Cadillac SRX Converted Into Self-Driving Car
fergus07 writes "There's been much talk about self-driving cars in recent times and the latest glimpse into this autonomous future comes from Carnegie Mellon University where researchers have loaded a Cadillac SRX with an array of sensors that allow it to manage highway traffic, congested roadways, and even merging on and off ramps."
You keep using that word, I do not think it means what you think it means.
allow it to manage highway traffic, congested roadways, and even merging on and off ramps.
This is how you know self-driving car tech is not quite ready, when they are bragging about being able to manage an off-ramp.
Seriously folks, we are not going to have a fully autonomous car by 2020.
"First they came for the slanderers and i said nothing."
You assume that people could trust the technology. My personal experience is the rest of the drivers on the road will still do stupid and random shit, which has a good chance of negating any of the benefits of a car on auto-pilot.
What you're describing is better served with public transit or something.
When you have a huge fraction of your cars still being older and not using this technology, a lot of the assumptions about how this safe will be goes out the window.
I'd love to see these systems handle someone in the right turn lane with their signal on swooping over 3 lanes and turning left. And the cost involved in changing every car over to this would be so high as to make it a pipe dream.
Lost at C:>. Found at C.
At which point, WTF is the point of the self driving car?
To get to the point where they actually are safer than one being actively piloted by a human. Furthermore even if they never become completely self-driving there will be a lot of very useful spin off technology that is going to come from this research. The legal framework for these cars can be updated when appropriate. That is the easiest problem with the technology since we already know how to do that.
I just don't see people actually wanting this technology, and since we'll never convert all of the cars on the road to this system
Yes people do actually want this technology. In fact I'd go so far as to say people who don't even think they want it actually do even if they don't know it yet. There already are self-parking cars, cars with automatic speed control/braking, stability control, ABS, traction control, navigation aids, drive by wire steering/braking, cruise control, and more. All those things are portions of a driverless vehicle. It's by no means a solved problem but we already rely on a host of technologies to make us better at driving than we could be unassisted.
I would dearly love to be able to get to/from work (~30 minute each way commute) without having to waste an hour every day with the non-productive task of driving. It is a huge waste of my time.

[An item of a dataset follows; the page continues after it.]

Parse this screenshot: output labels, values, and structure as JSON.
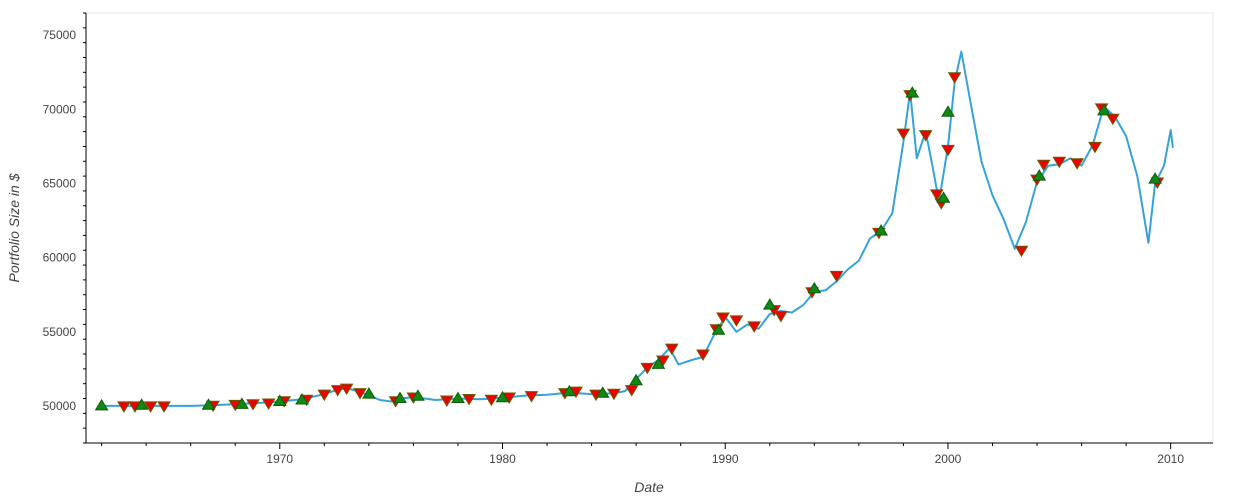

It potentially solves other problems as well like helping handicapped people, reducing drunk driving, freeing up huge amounts of non-productive time and more.
We don't actually have to convert all the cars to driverless. It would potentially only take a fraction of them to be self piloting to improve road safety. I assure you that you do not really want my 94 year old grandmother behind the wheel of a car. I would welcome a self driving car to take her around. Any driverless solution will have to be robust enough to deal with unpredictable events at least as well as a human. A well designed system could have better situational awareness than any driver. My field of vision is only about 160 degrees even when I'm not distracted. A computer would have 360 vision day or night, be able to communicate with other vehicles regarding position and speed and direction, be able to react faster than any human, be far less prone to distraction, and actually obey the rules of the road. The engineering obstacles are large but so are the potential benefits.
No one who listens to that has ever bought a Cadillac.
Rap music or whatever was popular in the 1890s are likely the only options on a Cadillacs radio.